Save torch tensors as hdf5

nabsabs · March 12, 2019, 12:24am

Hi guys!

I’m not sure if this is a PyTorch question but I want to save the 2nd last fc outputs from a pretrained vgg into an hdf5 array to load later on. The issue is I would need to save all tensor outputs as one chunk to use an hdf5 dataset (below) however I cannot seem to append tensors to h5 dataset without creating chunks. Does anyone know of an efficient way to save torch tensors into one chunk in an hdf5 file?

Any help appreciated!

# https://www.tinymind.com/learn/terms/hdf5

import h5py
import torch
import torch.utils.data as data

class H5Dataset(data.Dataset):

    def __init__(self, file_path):
        super(H5Dataset, self).__init__()
        h5_file = h5py.File(file_path)
        self.data = h5_file.get('data')
        self.target = h5_file.get('label')

    def __getitem__(self, index):            
        return (torch.from_numpy(self.data[index,:,:,:]).float(),
                torch.from_numpy(self.target[index,:,:,:]).float())

    def __len__(self):
        return self.data.shape[0]

imaluengo · March 12, 2019, 7:53am

HDF5 is not a great format for appending information over-time… It will end up generating a very large binary file to handle new data.

I’d recommend doing it for a fixed size. E.g. first create a dataset of a fixed size:

N = 100 # find the length of my dataset
data = h5_file.create_dataset('data', shape=(N, 3, 224, 224), dtype=np.float32, fillvalue=0)

Then populate it

for i in range(N):
    img = ... # load image
    data[i] = img

h5_file.close()

However, if you really really want to do resizable datasets (not recommended, size will exponentially grow), HDF5 and h5py supports it, e.g., replacing above:

data = h5_file.create_dataset('data', shape=(N, 3, 224, 224), dtype=np.float32, 
                              maxshape=(None, 3, 224, 224))

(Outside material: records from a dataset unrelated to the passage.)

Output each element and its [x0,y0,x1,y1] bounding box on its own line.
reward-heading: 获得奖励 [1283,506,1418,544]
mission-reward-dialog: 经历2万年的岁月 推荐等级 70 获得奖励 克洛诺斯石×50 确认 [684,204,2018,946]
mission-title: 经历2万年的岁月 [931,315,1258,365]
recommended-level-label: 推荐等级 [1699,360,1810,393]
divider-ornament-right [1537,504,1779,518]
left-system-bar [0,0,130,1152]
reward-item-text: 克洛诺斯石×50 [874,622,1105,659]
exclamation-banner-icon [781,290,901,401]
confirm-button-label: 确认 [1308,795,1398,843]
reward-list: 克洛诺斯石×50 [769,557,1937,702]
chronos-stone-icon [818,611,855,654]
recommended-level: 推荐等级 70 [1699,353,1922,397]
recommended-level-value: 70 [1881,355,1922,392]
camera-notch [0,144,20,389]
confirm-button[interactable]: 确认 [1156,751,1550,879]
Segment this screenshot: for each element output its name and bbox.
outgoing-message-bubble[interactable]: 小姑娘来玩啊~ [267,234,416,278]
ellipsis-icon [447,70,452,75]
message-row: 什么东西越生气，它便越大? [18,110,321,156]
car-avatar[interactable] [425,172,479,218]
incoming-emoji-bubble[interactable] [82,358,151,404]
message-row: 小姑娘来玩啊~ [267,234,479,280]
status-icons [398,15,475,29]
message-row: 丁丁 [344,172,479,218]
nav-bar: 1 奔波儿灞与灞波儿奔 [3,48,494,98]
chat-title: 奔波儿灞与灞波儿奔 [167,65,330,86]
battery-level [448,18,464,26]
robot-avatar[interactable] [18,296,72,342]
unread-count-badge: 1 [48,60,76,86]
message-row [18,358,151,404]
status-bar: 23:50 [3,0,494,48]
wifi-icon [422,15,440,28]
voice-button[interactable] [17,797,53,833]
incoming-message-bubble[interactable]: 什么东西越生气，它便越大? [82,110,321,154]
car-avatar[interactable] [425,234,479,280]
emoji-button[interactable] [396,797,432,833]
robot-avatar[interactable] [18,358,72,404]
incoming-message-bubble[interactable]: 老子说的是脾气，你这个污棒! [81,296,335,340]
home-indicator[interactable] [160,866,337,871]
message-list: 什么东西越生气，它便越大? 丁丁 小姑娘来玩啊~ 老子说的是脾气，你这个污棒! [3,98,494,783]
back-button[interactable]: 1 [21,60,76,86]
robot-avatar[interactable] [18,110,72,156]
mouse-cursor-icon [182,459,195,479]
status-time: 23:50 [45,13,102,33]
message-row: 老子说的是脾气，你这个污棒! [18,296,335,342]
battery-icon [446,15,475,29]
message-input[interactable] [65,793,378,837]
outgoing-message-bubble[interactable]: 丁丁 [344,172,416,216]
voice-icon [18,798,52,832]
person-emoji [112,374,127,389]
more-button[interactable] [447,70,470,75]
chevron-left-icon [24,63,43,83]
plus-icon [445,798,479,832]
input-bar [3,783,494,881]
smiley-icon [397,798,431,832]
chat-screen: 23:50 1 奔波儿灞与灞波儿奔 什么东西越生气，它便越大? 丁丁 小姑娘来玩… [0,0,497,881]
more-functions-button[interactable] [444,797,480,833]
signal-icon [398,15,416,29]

And then at any time you can call the resize function of a dataset:

data.resize(10000, axis=0) # now you can fit up to 10K samples!

Just be careful not calling resize too many times

PS: Make sure you open the HDF5 file in read-only for better performance, and add swmr flag to allow concurrent reads, for which the .h5 file has had to be created with swmr too:

h5_file = h5.File(file_path, 'r', libver='latest', swmr=True)

nabsabs · March 12, 2019, 3:56pm

@imaluengo this is awesome thanks so much! I didn’t know I could just keep the H5file open and add to it because when I tried appending fc2 output tensors into a list, I ran out of memory. I guess the h5 file is compressing it when it stores it in the dataset? I’ll read into this some more but thank you again

imaluengo · March 13, 2019, 9:16am

Yup appending doesn’t work great in HDF5.

Resize + inserting data with slices should work fine tho. Just be aware that resizing operation does not physically extend the dataset memory in disk, it does create a separate storage blob and link them under the hood.

Thus, the more you resize, the slower it will be to do consecutive reads, e.g.

data = h5_file['data'][100:200]

That will return 100 elements however, if first 50 elements were initially created, and last 50 are created later as part of a resizing operation, that data retrieval query above will have a decrease in performance, as data is not contiguous in disk.

So, just try to minimize resize calls

wolterlw · June 24, 2021, 9:57pm

Does anyone have any experience storing images in hdf5? I mean compressing the image into a byte string and then writing it into the dataset, then read and decode it when reading.
Would be interesting to compare if this approach would be any faster than filesystem storage.